As a dramatherapist with the NHS on the Agenda for Change salary scale, you would start on Band 6, £31,800 to £39,169 a year. Senior dramatherapists are on Band 7, £39,300 to £46,006 a year.
Outside the NHS your income would vary according to whether you were freelance or employed.
You could work in hospitals, clinics, prisons, additional support schools, family centres, child guidance units and drug rehabilitation centres. You might also be based in a theatre or community learning venue.

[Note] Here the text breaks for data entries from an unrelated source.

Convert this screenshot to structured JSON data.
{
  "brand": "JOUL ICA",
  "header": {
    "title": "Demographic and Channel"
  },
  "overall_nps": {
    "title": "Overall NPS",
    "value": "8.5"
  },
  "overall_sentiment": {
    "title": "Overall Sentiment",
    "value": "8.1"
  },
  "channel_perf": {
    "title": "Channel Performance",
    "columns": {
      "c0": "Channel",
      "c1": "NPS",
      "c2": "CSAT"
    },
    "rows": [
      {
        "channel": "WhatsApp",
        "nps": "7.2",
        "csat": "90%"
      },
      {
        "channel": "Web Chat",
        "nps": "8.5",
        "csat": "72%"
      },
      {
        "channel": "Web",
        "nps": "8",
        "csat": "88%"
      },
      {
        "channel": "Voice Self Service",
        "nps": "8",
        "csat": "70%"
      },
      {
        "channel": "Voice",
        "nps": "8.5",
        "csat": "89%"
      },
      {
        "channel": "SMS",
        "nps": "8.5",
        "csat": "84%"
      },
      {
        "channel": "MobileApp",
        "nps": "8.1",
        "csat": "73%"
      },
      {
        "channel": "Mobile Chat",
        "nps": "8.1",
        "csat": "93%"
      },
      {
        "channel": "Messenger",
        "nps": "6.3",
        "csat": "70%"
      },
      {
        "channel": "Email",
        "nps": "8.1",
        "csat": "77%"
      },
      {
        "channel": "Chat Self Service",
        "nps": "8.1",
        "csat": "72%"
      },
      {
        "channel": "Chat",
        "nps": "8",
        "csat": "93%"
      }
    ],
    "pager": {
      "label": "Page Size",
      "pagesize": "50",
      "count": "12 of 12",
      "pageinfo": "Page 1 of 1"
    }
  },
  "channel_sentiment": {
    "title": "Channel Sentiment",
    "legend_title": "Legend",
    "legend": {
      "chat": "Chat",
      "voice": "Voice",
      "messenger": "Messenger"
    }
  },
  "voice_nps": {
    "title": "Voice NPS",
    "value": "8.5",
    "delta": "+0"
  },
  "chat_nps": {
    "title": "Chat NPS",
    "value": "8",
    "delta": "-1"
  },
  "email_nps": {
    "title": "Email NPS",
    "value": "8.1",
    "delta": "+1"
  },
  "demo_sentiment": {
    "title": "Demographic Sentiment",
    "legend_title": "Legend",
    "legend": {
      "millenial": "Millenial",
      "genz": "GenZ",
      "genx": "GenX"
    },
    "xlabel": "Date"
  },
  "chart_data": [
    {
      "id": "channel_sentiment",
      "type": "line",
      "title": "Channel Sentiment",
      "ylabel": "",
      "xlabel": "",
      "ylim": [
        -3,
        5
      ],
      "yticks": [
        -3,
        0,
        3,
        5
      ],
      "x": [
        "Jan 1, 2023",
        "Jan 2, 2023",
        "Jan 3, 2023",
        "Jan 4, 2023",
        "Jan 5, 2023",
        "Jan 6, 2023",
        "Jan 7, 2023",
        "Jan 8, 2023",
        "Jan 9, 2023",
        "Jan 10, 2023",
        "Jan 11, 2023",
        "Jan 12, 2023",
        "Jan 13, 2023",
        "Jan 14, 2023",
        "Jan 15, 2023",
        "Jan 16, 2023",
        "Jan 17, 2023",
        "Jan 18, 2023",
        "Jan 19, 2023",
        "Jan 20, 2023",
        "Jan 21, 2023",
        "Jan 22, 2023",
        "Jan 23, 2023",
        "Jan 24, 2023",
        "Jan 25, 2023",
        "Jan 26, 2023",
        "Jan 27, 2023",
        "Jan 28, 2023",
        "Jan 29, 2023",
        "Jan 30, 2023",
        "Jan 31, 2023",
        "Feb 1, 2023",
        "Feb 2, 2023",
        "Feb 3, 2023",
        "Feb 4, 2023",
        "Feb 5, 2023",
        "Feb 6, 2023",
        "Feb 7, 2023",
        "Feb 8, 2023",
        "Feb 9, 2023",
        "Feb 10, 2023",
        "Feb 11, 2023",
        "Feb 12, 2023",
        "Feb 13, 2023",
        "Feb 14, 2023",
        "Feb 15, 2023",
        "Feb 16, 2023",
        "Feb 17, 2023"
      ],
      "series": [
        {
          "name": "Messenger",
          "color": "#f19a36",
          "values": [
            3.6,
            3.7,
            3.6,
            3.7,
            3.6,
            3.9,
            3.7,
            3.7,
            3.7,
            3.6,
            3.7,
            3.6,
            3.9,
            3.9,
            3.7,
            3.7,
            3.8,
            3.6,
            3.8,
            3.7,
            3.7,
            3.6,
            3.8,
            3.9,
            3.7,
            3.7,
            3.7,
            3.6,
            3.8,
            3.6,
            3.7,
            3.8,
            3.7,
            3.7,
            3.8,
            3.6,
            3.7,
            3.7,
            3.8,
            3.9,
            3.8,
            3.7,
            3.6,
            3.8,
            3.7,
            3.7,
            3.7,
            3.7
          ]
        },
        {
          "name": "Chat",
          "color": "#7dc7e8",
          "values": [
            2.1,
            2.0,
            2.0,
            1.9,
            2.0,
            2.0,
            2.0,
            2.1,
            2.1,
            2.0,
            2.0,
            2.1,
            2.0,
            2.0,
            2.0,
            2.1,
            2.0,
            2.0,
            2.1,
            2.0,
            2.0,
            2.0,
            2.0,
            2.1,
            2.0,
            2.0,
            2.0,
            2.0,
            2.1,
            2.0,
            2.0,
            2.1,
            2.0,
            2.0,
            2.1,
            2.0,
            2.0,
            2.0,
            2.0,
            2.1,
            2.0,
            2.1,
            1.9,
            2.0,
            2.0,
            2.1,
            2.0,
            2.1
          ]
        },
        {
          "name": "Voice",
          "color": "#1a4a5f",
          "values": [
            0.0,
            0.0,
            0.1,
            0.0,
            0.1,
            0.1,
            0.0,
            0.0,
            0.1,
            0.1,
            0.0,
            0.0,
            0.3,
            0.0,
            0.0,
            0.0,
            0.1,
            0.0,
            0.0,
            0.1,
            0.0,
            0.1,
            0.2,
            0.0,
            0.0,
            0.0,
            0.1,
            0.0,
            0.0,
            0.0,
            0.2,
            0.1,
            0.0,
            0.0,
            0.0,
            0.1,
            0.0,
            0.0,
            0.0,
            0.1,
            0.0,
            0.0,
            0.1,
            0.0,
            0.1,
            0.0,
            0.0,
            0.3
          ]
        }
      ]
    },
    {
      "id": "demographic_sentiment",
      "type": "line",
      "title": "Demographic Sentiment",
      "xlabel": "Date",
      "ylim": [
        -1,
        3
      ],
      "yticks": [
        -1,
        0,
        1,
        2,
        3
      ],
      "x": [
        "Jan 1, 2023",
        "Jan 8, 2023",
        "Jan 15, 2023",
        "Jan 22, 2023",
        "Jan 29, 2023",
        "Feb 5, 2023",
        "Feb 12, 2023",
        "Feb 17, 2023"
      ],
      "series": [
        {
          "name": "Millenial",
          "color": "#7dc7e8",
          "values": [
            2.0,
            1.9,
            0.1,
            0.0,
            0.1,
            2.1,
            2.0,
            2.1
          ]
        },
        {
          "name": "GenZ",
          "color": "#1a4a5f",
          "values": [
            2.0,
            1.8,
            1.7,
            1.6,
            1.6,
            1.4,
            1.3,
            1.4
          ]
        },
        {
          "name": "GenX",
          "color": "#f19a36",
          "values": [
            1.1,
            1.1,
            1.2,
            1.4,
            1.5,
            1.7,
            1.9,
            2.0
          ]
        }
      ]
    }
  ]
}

You might work in different centres and need to travel between them.
Working hours are normally regular, but you may need to do some evening work.
You require an approved postgraduate programme in dramatherapy recognised by the British Association of Dramatherapists (BADth).
There are no BADth courses in Scotland. There are four approved courses in the UK. These are at Anglia Ruskin University, Royal Central School of Speech and Drama, University of Derby, and the University of Roehampton.
For entry to these Master degrees you need a degree, preferably in a relevant subject such as drama, psychology or a health related subject.
You will require a satisfactory criminal record check from Disclosure Scotland to show that you are suitable for this type of work. Contact Disclosure Scotland for details on the type you would need.
You should be involved in drama or theatre, and in one of the caring professions or in education.
When you complete your postgraduate course you gain membership of the BADth. You must also register with the Health and Care Professions Council (HCPC) to work in the National Health Service (NHS) or with a local authority.
A driving licence would be useful and may be necessary.
This is a small but growing profession. Most dramatherapists work in the NHS but some work for local authority social work departments or voluntary organisations. Work is often based around temporary projects and fixed-term contracts. Other dramatherapists are freelance and are paid fees rather than a regular salary.
The Health and Care Professions Council (HCPC) is the UK-wide regulatory body responsible for setting and maintaining standards of professional training, performance and conduct in the following health care professions: Arts Therapists; Audiologist; Biomedical Scientist; Chiropodist and Podiatrist; Clinical Scientist; Dietician; Dramatherapist; Occupational Therapist; Operating Department Practitioner; Orthoptist; Paramedic; Physiotherapist; Practitioner Psychologist; Prosthetist and Orthotist; Radiographer; Speech and Language Therapist. (The HCPC may regulate other healthcare professions in the future.) The HCPC website contains a register of all approved courses in the above professions.